What with all the complex and grand-scale games that are the norm these days, sometimes you just want to sit back and chill out with a good old fairy tale. The Liar Princess and the Blind Prince is a great example of one: everything from its title to its charmingly simple characters makes it seem like you’ve settled down with a picture book. It came out last year for Japanese audiences, and has now been translated for the West.
In a fantasy land full of monsters, the titular Wolf accidentally attacks and blinds the Prince, and must transport him to the Witch of the Forest in the hopes of healing him. The Wolf can take the form of an adorable Princess at will, and must juggle between this and her true form as she tries to lead the blind Prince through the perilous forest. It’s a little bit The Little Mermaid, and a little bit Little Red Riding Hood.
This cute little story is tied to the platforming gameplay. The blind Prince is helpless without you. In fact, he won’t even move unless you are guiding him by the hand. That sounds annoying, and I expected to get tired of it very quickly. But the game goes the extra mile to prevent this by making you actually want to hold his hand. Both characters smile when they are together, the Princess energetically tugging at his hand to lead him through puzzles and over obstacles.
He’s not just dead weight, either: you’ll need the Prince to carry items and activate switches. You can give him directions by whispering in his ear or calling out to him, which can lead to some pretty interesting puzzle solutions.
The story is told with picture-book style illustrations and narrated in the original Japanese. I expected the plot to be little more than set dressing, but was pleasantly surprised. It’s still firmly rooted in its fairy-tale inspirations, with a simple moral and a happy ending. But I quickly became endeared to the game thanks to the detailed environment.
It strangely reminded me of Hollow Knight with its stunning overgrown world full of whimsical yet dangerous monsters, all rendered in beautiful 2D artwork and completed by a playful yet sorrowful soundtrack.
“…beautiful 2D artwork and completed by a whimsical yet sorrowful soundtrack.”
If you prefer your platforming to be fast-paced or pixel-perfect, this one might end up frustrating you. The platforming is pretty simple and slow – it never requires you to think too quickly about what your next move will be. On the other hand, this instead allows you to enjoy your trip through the forest at your own pace, which is more in line with the tone of the game anyway. The artwork and soundtrack alone might make it worth your while.

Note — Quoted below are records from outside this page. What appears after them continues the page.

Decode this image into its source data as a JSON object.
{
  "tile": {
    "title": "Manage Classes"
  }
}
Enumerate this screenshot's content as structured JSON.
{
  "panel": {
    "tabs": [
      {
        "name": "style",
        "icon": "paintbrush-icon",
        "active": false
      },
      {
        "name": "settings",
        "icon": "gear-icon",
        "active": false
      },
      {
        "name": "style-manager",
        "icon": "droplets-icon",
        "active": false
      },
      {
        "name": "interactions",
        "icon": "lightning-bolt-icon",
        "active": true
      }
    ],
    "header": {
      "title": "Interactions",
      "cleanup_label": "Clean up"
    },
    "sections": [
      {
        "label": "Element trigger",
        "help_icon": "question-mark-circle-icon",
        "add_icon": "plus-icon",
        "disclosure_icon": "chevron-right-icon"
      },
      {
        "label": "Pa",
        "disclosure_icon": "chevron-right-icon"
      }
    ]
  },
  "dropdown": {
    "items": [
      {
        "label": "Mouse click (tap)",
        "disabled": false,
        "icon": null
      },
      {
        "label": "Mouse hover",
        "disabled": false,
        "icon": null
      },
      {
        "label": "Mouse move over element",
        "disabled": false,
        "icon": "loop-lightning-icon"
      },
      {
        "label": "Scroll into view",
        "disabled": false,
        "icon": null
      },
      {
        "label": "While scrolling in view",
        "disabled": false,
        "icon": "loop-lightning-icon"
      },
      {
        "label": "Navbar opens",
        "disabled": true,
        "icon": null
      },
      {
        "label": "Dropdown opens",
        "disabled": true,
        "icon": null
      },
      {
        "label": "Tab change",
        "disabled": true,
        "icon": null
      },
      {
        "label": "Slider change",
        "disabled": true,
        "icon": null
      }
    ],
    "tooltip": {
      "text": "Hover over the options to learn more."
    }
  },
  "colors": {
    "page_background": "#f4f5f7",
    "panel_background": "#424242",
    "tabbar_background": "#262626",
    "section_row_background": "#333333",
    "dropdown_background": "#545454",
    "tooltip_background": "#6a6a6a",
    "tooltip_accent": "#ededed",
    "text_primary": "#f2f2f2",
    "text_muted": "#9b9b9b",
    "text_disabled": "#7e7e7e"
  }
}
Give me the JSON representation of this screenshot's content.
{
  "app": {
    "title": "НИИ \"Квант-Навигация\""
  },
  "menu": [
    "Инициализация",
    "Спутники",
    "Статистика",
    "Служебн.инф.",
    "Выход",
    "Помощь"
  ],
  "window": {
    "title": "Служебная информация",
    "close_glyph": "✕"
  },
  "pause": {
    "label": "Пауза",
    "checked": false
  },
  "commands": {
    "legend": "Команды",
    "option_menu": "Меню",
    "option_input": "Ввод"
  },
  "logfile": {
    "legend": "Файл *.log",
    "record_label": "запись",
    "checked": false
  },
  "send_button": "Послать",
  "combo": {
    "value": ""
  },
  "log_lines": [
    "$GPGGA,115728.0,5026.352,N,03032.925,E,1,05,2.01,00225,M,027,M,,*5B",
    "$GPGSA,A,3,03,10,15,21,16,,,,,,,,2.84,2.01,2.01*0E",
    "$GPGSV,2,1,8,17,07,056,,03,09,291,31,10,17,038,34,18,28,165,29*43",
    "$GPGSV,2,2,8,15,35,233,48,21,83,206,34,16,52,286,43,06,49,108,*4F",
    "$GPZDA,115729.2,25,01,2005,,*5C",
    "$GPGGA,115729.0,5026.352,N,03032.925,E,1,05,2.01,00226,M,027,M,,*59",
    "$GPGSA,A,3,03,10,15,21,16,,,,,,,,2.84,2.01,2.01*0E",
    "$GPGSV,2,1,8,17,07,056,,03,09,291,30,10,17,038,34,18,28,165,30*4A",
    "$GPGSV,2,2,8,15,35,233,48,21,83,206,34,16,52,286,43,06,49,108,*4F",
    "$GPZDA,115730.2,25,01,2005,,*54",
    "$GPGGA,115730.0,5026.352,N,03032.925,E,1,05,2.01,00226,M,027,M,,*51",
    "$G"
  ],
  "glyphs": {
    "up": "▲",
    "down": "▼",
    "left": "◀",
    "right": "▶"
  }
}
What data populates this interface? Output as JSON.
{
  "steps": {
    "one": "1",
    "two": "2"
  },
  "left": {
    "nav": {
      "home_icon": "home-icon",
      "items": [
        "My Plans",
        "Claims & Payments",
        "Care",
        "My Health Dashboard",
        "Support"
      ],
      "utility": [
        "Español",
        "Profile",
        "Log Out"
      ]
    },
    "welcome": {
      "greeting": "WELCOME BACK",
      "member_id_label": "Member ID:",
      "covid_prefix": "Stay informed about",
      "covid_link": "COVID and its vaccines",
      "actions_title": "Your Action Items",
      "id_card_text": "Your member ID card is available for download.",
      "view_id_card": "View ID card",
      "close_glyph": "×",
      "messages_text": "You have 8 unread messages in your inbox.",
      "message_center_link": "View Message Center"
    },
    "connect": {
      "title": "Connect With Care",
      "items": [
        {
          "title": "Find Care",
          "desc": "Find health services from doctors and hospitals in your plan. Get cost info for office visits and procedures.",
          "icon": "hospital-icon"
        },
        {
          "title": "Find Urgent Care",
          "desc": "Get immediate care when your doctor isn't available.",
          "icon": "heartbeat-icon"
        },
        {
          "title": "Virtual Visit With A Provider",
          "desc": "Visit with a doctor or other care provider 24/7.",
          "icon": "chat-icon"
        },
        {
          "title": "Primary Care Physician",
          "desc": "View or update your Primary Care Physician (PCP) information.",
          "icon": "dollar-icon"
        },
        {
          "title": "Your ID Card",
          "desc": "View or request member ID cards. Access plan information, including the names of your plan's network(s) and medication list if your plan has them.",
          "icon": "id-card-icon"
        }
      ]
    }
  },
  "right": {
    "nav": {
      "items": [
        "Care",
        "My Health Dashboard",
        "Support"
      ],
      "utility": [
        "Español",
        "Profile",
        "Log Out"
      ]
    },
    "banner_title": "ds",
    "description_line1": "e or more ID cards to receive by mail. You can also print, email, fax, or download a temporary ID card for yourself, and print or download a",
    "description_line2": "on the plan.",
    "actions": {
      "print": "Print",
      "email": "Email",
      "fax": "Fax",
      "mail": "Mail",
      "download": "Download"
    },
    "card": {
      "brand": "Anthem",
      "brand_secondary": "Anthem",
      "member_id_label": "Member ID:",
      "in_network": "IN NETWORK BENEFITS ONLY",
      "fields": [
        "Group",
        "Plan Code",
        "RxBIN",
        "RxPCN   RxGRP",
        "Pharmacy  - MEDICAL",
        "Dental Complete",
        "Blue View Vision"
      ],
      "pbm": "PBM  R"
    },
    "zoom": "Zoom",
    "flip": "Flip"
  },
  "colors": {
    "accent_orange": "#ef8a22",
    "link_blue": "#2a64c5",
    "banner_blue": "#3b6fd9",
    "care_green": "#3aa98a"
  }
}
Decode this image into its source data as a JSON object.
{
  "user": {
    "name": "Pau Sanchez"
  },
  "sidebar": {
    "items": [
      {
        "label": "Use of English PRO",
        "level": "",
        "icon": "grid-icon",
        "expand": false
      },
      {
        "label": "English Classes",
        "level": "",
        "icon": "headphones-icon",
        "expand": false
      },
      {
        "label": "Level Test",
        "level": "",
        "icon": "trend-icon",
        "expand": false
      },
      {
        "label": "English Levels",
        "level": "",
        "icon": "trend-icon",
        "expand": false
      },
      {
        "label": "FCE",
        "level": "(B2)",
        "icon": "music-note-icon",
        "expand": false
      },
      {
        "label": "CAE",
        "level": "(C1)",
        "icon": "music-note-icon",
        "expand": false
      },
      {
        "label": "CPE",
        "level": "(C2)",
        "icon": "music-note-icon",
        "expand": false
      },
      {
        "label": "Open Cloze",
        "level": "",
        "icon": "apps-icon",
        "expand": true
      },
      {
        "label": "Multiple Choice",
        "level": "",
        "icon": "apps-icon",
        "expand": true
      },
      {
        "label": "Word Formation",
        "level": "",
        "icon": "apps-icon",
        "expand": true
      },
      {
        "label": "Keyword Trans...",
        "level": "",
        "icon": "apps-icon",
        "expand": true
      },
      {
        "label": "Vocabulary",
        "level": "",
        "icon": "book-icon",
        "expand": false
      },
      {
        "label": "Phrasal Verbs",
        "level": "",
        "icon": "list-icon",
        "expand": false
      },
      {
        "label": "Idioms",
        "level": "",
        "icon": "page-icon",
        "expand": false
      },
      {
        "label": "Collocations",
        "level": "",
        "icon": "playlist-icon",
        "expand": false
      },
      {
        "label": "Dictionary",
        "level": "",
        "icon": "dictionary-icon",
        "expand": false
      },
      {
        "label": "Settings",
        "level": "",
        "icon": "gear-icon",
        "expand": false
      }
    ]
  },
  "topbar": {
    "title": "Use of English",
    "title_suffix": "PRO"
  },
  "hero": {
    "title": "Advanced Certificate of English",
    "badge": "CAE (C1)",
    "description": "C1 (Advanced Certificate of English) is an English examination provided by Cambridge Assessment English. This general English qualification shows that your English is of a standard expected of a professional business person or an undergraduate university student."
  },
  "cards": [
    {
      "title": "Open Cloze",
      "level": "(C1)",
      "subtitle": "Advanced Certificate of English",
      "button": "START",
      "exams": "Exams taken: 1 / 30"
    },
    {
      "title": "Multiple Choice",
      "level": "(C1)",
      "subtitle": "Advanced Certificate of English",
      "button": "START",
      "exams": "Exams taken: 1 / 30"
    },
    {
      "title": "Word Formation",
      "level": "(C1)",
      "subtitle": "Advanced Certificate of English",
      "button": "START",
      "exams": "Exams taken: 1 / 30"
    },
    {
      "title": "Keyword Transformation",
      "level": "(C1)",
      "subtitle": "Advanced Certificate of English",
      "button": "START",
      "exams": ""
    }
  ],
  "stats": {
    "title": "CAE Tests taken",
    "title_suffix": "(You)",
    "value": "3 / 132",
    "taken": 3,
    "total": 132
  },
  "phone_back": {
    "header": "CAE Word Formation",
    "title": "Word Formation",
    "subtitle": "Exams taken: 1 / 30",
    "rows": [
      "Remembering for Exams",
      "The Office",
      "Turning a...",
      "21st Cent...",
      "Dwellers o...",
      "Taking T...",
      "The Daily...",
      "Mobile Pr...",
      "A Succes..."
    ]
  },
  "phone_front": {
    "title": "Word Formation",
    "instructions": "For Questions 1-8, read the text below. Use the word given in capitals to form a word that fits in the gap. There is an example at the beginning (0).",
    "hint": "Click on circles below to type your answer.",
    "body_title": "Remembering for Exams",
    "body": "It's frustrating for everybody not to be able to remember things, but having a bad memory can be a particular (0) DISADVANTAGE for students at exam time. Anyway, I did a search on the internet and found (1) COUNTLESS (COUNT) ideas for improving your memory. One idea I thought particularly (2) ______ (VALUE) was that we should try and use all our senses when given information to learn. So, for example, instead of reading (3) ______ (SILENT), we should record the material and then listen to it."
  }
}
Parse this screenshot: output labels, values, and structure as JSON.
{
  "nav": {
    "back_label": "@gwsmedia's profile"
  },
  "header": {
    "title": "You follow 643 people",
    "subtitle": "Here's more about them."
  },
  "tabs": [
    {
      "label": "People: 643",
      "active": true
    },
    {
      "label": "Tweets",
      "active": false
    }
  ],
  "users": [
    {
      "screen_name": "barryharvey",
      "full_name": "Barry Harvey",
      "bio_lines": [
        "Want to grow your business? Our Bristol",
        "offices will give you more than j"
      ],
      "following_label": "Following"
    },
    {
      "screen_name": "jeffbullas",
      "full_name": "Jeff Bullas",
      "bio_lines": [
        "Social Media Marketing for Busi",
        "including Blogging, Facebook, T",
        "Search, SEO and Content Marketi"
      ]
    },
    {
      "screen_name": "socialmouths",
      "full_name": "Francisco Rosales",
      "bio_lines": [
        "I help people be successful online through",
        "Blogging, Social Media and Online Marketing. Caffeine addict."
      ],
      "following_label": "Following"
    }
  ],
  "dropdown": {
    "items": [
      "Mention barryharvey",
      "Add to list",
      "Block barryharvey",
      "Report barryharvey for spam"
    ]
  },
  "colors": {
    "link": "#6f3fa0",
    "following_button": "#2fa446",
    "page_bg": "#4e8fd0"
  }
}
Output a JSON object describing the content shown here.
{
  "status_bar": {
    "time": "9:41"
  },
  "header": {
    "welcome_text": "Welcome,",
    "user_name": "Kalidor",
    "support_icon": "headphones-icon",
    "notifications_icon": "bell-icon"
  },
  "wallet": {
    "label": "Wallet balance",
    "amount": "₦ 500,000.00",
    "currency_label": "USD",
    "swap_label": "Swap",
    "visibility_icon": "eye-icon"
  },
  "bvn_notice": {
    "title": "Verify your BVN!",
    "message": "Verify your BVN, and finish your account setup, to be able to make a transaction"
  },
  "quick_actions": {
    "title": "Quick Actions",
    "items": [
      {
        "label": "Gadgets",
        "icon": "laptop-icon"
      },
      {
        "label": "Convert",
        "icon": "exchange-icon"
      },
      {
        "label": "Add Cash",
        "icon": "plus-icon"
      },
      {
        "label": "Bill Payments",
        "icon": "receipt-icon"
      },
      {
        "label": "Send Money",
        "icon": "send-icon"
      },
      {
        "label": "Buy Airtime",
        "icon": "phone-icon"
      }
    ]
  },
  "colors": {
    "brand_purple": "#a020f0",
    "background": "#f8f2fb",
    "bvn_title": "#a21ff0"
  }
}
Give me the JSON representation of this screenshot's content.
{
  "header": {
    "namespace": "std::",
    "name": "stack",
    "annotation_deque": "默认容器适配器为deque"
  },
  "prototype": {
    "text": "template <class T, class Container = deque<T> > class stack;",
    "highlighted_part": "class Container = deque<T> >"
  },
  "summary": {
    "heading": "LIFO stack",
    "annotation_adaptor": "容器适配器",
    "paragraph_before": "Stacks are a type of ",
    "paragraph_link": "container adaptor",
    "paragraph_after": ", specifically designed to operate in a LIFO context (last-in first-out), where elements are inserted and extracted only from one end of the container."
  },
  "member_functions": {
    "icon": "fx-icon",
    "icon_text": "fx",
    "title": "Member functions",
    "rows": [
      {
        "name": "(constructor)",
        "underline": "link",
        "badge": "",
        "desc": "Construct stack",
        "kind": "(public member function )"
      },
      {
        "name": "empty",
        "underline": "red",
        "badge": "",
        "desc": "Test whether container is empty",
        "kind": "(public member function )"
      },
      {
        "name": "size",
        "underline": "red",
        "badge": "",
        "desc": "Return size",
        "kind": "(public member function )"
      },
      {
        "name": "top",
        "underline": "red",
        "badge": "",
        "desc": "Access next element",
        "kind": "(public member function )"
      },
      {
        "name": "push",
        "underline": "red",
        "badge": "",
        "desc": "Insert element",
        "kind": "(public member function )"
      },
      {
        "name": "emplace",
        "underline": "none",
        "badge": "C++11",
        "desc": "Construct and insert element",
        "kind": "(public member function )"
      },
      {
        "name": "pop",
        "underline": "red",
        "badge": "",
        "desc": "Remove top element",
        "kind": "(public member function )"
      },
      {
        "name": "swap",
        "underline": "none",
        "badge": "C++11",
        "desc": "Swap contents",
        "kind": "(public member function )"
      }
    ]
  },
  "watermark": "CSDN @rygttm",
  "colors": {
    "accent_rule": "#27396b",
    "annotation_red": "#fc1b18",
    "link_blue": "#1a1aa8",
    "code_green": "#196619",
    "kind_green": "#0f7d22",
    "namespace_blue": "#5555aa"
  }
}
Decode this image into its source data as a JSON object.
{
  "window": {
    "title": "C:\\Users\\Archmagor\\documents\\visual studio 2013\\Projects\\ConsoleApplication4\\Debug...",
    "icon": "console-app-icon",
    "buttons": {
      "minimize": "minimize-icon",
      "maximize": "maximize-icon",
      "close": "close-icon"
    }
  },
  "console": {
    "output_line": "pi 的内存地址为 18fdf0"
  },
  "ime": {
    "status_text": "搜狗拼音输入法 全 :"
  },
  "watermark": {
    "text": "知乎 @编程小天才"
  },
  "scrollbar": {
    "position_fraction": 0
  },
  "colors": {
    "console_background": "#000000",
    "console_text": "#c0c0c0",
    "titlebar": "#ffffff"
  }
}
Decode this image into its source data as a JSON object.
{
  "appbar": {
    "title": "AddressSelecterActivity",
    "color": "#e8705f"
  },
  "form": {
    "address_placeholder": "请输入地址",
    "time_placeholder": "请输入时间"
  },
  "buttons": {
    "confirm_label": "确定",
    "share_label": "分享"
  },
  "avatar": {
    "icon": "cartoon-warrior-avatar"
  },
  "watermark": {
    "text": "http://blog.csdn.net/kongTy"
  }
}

Some creative exploration is rewarded with optional collectibles in each level in the form of flower petals and the occasional rare flower. Levels are short and sweet, so if you miss a few it’s no hassle to go back and retry them.
Though fun, the actual meat of the gameplay left me wanting at times. It seems like by the time they introduced the more interesting puzzles, the game was almost over. A little too much trial and error was required in some places too, leading so some deaths that I felt weren’t really my fault. However, the challenges were satisfying to solve for the majority of the levels.
Considering the $30 price tag, I would have liked a bit more, but it’s something I can see myself replaying and enjoying in the future, if only to see the Prince smile when I hand him more flowers.
The Bottom Line
We’re starting to see more and more translated games on the Western stores, but most of these have been higher-profile titles like Dragon Quest XI, which will be coming to the Switch this July. So it’s great that smaller games, that offer different experiences, are crossing the digital border as well. The Liar Princess and the Blind Prince is an adorable and fun little games, and I hope we’ll see more Japanese games like it in the future.